|
Şortunu giy, a benim caaanım, şortunu giy!

Bunlar tab''an kendi cinslerine çektikleri için hep böyle yaparlar. Çekerler şortlarını, artık önlerine ne denk geldiyse, bu bir askeri müfreze mi olur, yoksa bir kıt''a mı, teftiş ederler. Şortlu vaziyette yürüyüşe çıkmak suretiyle kaçamak yaparlar, taksi durağında çay içme davetini kabul ederler vesaire... Bizler, yani kendilerine tahsis edilen toplumsal yer kalabalığın içinde bulunan ve bunda gocunacak bir taraf aramayan insanlar şortlu durumlar hakkında geniş fikirlere sahip değilizdir. Türk toplumu olarak bizim şortla tanışıklığımız cumhuriyetin ilân edilmesini takip eden yıllarda başlamıştır. Her yıl 19 Mayıs Gençlik ve Spor Bayramı törenlerinde yöre halkı alanlarda şortlu gençler görürdü. Hatırası artık fotoğraf albümlerinde kalan bu kısa sayılabilecek tanışıklığın macerası iç burkucudur. Altıncı sınıftan başlayarak önceleri on ikinci sınıfa, 1954''den sonra on birinci sınıfa kadar beden eğitimi dersine kızlı erkekli şortla çıkılırdı. Ortaya dökülen meraka değer bir sürecin hasılasıydı. Üzerinden daha kırk yıl bile geçmemiş bir Balkan harbi, seferberlik, üç beyazın sıkıntıları, Alman harbi sırasındaki kıtlık. Nice raşitik bacak, nice kadidi çıkmış beden...

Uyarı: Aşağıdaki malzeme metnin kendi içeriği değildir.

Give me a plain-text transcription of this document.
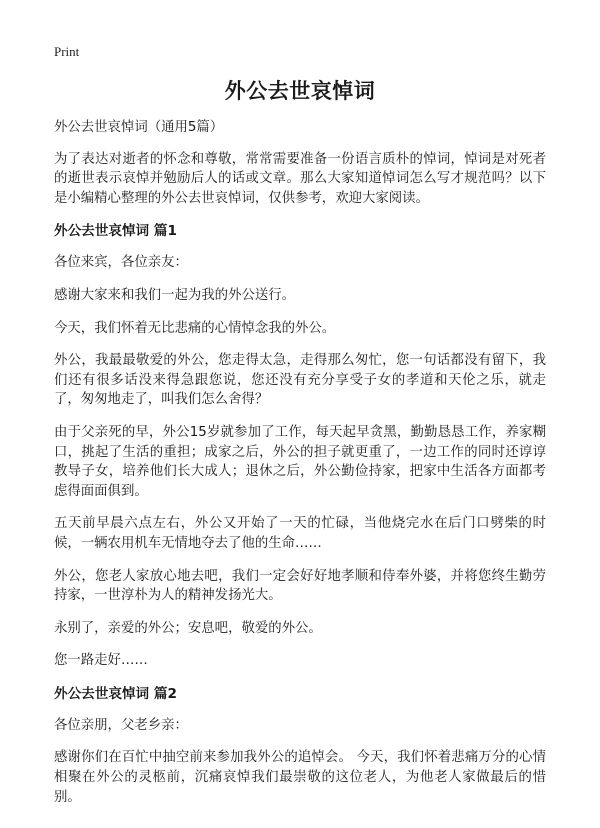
Print
外公去世哀悼词

外公去世哀悼词（通用5篇）

为了表达对逝者的怀念和尊敬，常常需要准备一份语言质朴的悼词，悼词是对死者的逝世表示哀悼并勉励后人的话或文章。那么大家知道悼词怎么写才规范吗？以下是小编精心整理的外公去世哀悼词，仅供参考，欢迎大家阅读。

外公去世哀悼词 篇1

各位来宾，各位亲友：

感谢大家来和我们一起为我的外公送行。

今天，我们怀着无比悲痛的心情悼念我的外公。

外公，我最最敬爱的外公，您走得太急，走得那么匆忙，您一句话都没有留下，我们还有很多话没来得急跟您说，您还没有充分享受子女的孝道和天伦之乐，就走了，匆匆地走了，叫我们怎么舍得？

由于父亲死的早，外公15岁就参加了工作，每天起早贪黑，勤勤恳恳工作，养家糊口，挑起了生活的重担；成家之后，外公的担子就更重了，一边工作的同时还谆谆教导子女，培养他们长大成人；退休之后，外公勤俭持家，把家中生活各方面都考虑得面面俱到。

五天前早晨六点左右，外公又开始了一天的忙碌，当他烧完水在后门口劈柴的时候，一辆农用机车无情地夺去了他的生命……

外公，您老人家放心地去吧，我们一定会好好地孝顺和侍奉外婆，并将您终生勤劳持家，一世淳朴为人的精神发扬光大。

永别了，亲爱的外公；安息吧，敬爱的外公。

您一路走好……

外公去世哀悼词 篇2

各位亲朋，父老乡亲：

感谢你们在百忙中抽空前来参加我外公的追悼会。 今天，我们怀着悲痛万分的心情相聚在外公的灵柩前，沉痛哀悼我们最崇敬的这位老人，为他老人家做最后的惜别。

1945 sonrasında Marshall yardımıyla birlikte Amerikan kültürünün döküntü kısmı başımızdan aşağı boca edilince "şort" kelimesinin bir farklı mânâsına da vâkıf olduk. Sinemaya gittiğimiz zaman asıl filmden önce ve çizgi filmden sonra bir şort gösterilirdi. Propaganda karakteri itibariyle Goebbels''i aratmayan; ama içeriği ve telkine gayret ettiği fikirler bakımından Goebbels''i aratan şortlardı bunlar. Aklı başında her Türk rencide edici bir bakış açısıyla karşı karşıya idi. Latin Amerikalı köylülere helâ yapmayı özendiren kısa filmleri bize de gösteriyorlardı. Bu şortlarda "nehrin yukarı kısımlarına kurulan elektro santraller sayesinde Amerika''da alabalık istihsalinin günden güne artmakta olduğu" kabilinden şeyler söyleniyordu. Buna mukabil Amerikan askerlerinin gittikleri yerlere neler götürdüklerini bu şortlarda söylenmiyordu. Ankara''daki kesif dedikodu bu şehirde çocuk felci hastalığının Amerikalıların kullanılmış iç çamaşırlarını giyenler yüzünden baş gösterdiği yolundaydı. Hasılı, Türkiye''de bir kere şort dediniz mi sözü kısa kesmek pek kolay olmuyordu. Türkiye''de bir kere şort giydiniz mi işlerin nereye varacağını kestirmek ise hiç kolay değildi.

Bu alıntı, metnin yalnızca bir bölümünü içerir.